Even so, Transcendence is fairly fascinating, at least for the initial hour, concepts of self, identity and what it means to be human played out in cybernetic realm that feels startlingly authentic. Evelyn’s love for Will is so all-encompassing she has trouble spying the potential dangers shining brightly in front of her. At the same time, Max can’t help but question what it is the pair of them has done the moment his friend’s intellect and consciousness claim to still be of working order, the thought of what he’ll do if uploaded to the internet chilling him to the bone.

It’s in these building block portions that Pfister does his best work. He imparts a ton of information, the levels of exposition needing to be explained so all that’s transpiring makes even passing sense staggering, but does so in a way that is consistently easy to keep track of. Without talking down to the audience or belittling the viewer’s intelligence he nonetheless finds a way to explain what is going on in easily digestible fragments, Jess Hall’s (The Spectacular Now) cinematography and David Rosenbloom’s (The Insider) editing filling in the blanks allowing him to strip away the dialogue without losing an ounce of narrative clarity in the process.

If only the second hour could say the same. At a certain point, Paglen’s script transforms from heady, what-if scientific thriller cum horror story into a rather ungainly and unfocused action flick, explosions and gunfire taking the place of thoughtfulness and clarity. The movie sets up an intriguing scenario filled with tons of curious characters all with interesting stories aching to be told only to lose sight of them as things rush towards the somewhat inevitable conclusion. There just isn’t the time to make any of this work like it should, and the moment Morgan Freeman’s fellow scientist and Cillian Murphy’s chilly FBI agent reenter the proceedings (they’re around during the initial sequences when Will gets shot) things almost can’t help but fall disappointingly off the rails.
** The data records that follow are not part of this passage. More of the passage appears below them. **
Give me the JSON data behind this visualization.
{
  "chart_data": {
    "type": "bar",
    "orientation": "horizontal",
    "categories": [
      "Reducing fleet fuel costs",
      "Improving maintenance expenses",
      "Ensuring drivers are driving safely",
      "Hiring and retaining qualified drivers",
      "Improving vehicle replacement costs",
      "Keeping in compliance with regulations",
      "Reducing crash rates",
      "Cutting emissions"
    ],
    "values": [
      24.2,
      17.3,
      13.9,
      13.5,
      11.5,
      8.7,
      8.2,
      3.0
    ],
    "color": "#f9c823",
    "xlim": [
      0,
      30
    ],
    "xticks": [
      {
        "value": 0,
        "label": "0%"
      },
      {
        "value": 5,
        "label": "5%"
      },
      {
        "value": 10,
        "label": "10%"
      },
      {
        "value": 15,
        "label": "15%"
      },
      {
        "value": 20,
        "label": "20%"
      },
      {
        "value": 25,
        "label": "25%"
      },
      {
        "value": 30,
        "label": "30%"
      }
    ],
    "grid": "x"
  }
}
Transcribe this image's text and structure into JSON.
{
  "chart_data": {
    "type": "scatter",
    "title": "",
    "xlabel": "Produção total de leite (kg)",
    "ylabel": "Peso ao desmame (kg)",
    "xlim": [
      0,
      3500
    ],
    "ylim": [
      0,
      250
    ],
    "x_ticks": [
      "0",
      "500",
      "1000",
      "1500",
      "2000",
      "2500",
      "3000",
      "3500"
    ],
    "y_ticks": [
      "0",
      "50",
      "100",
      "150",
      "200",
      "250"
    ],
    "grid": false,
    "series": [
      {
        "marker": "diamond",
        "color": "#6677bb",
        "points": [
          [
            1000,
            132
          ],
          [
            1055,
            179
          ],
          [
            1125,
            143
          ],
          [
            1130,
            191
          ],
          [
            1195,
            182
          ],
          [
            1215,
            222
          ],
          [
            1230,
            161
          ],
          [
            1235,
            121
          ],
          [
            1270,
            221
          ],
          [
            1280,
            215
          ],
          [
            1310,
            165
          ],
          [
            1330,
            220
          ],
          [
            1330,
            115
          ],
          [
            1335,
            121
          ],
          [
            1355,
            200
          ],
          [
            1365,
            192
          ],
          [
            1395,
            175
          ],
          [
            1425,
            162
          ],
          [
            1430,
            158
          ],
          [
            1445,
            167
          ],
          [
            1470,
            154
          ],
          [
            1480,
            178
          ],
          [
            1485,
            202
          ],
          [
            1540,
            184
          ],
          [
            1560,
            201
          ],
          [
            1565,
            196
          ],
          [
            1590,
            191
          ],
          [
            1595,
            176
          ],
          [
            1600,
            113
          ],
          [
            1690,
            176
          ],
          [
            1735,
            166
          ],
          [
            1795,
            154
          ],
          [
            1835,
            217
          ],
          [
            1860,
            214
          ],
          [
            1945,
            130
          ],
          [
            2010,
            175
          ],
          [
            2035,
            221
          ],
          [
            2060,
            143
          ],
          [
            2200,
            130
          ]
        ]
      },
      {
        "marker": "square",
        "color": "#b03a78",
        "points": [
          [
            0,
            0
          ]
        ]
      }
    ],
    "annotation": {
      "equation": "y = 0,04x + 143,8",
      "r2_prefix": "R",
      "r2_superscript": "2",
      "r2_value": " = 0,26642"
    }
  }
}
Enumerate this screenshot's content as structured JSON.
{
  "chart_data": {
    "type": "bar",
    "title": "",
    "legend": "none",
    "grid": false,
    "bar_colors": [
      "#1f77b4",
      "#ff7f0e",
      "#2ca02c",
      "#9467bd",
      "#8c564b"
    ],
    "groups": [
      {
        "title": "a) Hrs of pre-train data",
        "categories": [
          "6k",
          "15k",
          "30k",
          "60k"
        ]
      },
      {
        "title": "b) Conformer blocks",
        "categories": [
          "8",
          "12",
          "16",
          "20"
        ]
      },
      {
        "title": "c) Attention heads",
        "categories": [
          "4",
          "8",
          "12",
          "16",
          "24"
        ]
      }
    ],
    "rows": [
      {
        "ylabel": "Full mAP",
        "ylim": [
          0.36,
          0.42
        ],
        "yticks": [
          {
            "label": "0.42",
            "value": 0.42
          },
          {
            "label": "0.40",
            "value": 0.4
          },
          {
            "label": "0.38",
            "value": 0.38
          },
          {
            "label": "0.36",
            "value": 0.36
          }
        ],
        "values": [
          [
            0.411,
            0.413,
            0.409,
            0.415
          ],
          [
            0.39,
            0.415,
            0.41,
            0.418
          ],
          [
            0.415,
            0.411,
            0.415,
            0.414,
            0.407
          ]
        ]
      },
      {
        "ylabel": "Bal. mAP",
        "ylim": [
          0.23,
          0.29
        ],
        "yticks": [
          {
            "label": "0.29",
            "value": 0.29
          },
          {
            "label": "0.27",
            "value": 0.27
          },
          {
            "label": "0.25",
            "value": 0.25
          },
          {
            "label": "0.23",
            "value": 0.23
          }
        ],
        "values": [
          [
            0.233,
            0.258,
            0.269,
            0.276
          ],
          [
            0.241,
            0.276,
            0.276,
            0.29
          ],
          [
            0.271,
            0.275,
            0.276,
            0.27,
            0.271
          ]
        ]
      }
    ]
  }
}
It’s too bad, because for a while there Pfister had me happily in his pocket, eagerly lapping up what it was he wanted to show me and excited to discover in which direction things were going to go to next. Hall is extremely strong as a wife driven beyond all limits of known sanity to fight for her husband’s survival while Bettany is wonderful as a man eager to help her do it only to begin to shrivel in horror once the realization of what they’ve done starts to sink in. The pair anchor the first 60-plus minutes with remarkable, robust ease, each going in differing directions only to come full circle once things almost inevitably spiral back in on top of themselves during the climactic act.

The problem is that when the horror of the situation finally reveals itself by and large the complex characterizations needed to make these happenings resonate never has fully materialized. While Evelyn does remain front and center for the majority of the picture, Max sadly disappears for a great deal of the running time only to reemerge as something of a completely different person than the one we are introduced to at the start. On top of that, the supporting cast, including Freeman, Murphy, Kate Mara, Cole Hauser, Clifton Collins Jr., Josh Stewart, Xander Berkeley and Lukas Haas are almost universally wasted, none of them given near enough to do to make any of their collective actions matter in ways that mean anything substantive.

Even so, Transcendence is hardly a waste of time. Pfister’s visual style, honed to perfection working for Christopher Nolan for over a decade, is in grand display, and for a good portion of the film he manages to do a marvelous job masking the majority of the narrative shortcomings giving things an undeniable urgency that’s invigorating. More than that, he stages a glorious final scene near the end between Depp and Hall that encapsulated many of the inherent themes and ideas contained within Paglen’s script beautifully, bringing subtly wangled tears to my eyes I wasn’t even slightly ashamed to shed.

That the movie doesn’t ultimately work is decidedly a problem but that doesn’t make the experience of watching it any less riveting, and as failures go this is arguably one I’ll be thinking about and pondering for many months to come.